For investors who have have got used to indices touching a new peak on a daily basis, the 300-point plus crash in the mid-session was an eye-opener.
Among the various reasons being put forward to explain what seemed liked Black Wednesday at one stage include a stronger dollar (the gain is marginal), falling stock markets in the US and Asia (the Indian market dipped more sharply), and fears that an interest rate hike by the US Fed would impact foreign fund inflows (S&P’s recent warning on Indian growth didn’t help matters).
But most experts called the crash a overdue correction. “Today’s fall was a technical correction, and a long overdue one. There was a build-up of selling pressure for some time. I don’t know at this point who was selling… it could be anyone,” said Ramdeo Agarwal, joint managing director, Motilal Oswal Securities.
After the overnight fall in the US markets, Indian markets opened on a weak note and the selling pressure intensified once foreign funds — including hedge funds — started dumping shares. The fall was across the board.
PSU, metal, infotech, auto and bank shares were pummelled by investors.

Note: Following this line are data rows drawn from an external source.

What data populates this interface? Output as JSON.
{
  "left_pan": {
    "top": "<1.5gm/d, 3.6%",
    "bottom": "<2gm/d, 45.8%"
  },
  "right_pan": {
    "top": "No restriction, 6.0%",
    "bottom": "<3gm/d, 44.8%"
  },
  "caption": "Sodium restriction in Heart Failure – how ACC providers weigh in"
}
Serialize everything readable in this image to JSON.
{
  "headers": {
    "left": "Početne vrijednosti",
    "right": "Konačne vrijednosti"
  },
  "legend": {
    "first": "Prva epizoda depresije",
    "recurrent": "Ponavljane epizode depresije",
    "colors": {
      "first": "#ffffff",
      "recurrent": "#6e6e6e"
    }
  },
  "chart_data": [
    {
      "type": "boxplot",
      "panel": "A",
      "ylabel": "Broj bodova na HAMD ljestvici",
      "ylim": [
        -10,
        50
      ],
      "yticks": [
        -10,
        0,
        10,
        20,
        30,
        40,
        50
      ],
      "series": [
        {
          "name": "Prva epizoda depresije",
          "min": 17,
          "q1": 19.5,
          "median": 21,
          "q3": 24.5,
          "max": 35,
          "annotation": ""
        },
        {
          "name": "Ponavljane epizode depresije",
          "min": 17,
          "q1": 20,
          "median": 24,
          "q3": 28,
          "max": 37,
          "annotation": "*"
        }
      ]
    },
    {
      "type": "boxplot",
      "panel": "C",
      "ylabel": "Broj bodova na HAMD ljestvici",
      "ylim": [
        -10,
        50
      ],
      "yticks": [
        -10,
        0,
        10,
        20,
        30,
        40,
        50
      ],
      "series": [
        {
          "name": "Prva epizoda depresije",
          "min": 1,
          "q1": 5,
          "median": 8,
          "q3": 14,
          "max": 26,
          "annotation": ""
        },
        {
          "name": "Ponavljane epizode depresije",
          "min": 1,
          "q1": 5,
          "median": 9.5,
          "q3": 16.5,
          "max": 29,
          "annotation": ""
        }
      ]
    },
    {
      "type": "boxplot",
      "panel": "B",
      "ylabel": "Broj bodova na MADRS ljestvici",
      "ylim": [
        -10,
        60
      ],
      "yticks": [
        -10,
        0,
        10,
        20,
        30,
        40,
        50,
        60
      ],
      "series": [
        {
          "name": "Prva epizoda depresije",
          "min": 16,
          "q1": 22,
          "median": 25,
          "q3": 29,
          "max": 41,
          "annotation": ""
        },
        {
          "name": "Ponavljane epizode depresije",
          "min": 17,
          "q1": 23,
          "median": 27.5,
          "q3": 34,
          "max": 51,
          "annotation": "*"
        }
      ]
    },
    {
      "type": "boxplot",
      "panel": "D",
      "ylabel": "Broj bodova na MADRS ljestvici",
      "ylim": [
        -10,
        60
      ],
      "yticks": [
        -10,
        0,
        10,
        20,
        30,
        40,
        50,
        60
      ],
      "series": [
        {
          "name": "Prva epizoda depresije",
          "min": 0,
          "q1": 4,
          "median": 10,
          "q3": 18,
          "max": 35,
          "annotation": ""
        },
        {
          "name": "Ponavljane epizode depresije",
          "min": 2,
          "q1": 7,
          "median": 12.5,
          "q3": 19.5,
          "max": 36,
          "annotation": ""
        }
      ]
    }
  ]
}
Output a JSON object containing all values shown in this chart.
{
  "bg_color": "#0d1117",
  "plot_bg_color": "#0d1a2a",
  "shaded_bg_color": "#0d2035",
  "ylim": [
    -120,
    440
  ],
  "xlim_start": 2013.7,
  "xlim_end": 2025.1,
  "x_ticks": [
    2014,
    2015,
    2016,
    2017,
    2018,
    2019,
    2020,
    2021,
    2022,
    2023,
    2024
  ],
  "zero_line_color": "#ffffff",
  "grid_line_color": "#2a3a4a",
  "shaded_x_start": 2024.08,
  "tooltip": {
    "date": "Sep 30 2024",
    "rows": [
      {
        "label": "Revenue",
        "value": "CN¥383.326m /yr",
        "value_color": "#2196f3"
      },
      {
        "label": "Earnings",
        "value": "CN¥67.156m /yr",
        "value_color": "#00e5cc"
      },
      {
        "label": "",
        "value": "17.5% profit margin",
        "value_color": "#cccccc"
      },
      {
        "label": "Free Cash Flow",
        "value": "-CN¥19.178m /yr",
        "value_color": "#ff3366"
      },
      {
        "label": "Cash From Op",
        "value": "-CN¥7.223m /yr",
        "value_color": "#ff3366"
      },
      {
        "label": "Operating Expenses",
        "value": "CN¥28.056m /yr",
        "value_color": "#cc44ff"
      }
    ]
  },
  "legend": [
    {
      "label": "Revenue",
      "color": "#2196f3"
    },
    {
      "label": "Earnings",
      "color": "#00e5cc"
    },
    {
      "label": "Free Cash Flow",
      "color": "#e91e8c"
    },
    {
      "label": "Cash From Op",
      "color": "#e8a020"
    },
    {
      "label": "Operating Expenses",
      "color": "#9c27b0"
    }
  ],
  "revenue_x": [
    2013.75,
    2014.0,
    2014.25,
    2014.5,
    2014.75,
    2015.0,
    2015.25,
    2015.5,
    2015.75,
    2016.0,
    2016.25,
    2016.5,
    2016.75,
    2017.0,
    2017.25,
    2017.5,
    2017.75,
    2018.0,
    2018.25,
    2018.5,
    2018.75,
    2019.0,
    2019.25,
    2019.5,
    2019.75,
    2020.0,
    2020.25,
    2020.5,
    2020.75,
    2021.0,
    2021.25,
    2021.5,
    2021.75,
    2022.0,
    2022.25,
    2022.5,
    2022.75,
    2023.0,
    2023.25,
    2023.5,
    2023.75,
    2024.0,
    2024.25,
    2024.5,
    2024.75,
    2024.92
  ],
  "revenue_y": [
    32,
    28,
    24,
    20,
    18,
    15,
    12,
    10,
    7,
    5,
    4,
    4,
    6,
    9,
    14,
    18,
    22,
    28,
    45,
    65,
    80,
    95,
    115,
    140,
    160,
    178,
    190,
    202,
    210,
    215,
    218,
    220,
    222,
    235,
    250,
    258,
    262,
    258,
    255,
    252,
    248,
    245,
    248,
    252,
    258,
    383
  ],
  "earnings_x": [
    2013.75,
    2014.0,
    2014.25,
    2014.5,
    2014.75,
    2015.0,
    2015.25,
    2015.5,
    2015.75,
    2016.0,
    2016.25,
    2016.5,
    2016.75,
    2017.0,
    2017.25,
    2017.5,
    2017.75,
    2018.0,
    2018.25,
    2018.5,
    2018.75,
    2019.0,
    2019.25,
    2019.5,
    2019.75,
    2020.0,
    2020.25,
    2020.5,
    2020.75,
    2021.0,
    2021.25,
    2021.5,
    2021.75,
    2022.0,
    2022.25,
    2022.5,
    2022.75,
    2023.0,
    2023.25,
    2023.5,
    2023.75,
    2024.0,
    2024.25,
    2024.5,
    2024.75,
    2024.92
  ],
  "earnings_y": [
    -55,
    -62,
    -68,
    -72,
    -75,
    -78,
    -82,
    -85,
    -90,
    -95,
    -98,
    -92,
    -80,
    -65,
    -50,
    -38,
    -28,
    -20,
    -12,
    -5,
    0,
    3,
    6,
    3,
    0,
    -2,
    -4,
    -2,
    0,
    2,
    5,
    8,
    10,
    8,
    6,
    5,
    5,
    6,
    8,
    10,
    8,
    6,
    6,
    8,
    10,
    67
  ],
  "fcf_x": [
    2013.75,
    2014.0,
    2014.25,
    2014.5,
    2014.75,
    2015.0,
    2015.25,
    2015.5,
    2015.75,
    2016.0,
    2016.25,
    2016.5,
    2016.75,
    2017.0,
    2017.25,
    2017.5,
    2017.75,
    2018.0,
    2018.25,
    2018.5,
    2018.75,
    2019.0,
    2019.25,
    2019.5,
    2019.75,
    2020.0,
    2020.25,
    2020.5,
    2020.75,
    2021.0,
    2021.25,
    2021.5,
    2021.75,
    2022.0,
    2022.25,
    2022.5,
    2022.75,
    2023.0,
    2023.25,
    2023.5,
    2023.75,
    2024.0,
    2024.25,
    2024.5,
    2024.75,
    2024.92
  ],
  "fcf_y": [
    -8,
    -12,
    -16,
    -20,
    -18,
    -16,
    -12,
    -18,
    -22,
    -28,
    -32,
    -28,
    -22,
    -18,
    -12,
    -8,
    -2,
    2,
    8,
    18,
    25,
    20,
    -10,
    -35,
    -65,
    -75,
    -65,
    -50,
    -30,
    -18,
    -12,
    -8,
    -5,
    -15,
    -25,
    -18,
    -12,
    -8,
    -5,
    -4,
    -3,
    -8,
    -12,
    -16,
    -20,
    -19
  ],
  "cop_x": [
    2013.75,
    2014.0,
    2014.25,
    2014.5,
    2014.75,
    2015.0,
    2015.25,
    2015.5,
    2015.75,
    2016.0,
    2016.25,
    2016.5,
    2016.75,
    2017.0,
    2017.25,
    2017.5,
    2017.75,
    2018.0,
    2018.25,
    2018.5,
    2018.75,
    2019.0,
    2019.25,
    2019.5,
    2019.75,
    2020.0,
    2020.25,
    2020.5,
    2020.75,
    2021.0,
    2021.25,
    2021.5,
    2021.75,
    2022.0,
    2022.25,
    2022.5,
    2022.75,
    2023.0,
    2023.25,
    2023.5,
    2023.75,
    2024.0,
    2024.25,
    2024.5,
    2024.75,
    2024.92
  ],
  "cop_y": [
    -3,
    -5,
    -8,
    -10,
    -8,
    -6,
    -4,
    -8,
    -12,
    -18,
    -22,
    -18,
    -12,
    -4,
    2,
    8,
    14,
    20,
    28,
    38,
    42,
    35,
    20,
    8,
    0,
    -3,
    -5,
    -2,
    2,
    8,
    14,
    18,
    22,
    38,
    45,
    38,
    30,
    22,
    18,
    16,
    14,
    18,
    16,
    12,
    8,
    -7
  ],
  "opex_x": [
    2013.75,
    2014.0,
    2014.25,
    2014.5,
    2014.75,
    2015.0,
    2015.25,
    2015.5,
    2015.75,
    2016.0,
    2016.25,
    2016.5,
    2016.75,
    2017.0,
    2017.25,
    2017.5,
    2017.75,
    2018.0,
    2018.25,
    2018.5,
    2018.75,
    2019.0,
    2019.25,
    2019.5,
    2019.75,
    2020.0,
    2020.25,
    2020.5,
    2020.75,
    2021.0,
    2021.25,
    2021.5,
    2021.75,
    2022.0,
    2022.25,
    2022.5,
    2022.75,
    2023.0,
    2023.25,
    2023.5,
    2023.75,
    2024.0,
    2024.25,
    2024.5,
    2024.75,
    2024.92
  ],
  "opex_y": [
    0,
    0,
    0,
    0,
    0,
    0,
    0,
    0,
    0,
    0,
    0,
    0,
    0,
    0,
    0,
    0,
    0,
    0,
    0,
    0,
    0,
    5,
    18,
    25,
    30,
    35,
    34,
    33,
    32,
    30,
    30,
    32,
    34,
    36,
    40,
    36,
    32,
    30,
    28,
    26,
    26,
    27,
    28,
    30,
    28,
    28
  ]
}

With local operator and funds soon joining the sellers bandwagon, the Sensex plunged by as much as 313.40 points to a low of 6,337.61 in the afternoon. However, some funds and institutions resorted to bargain buying in the closing stages. The Sensex ended the day at 6458.84 as against yesterday’s close of 6651.01, a net loss of 192.17 points or 2.89 per cent.
Said K Vijayan, CEO, JM Mutual Fund, “There were two bits of news that could have affected the market sentiments: the sharp rise of dollar against the rupee and secondly, S&P’s comment on Indian economy.”
The rupee declined against the US currency on renewed all-round dollar demand. The rupee closed at 43.8250/8350 per dollar, lower from Tuesday’s close of 43.52/54 at the inter-bank foreign exchange market.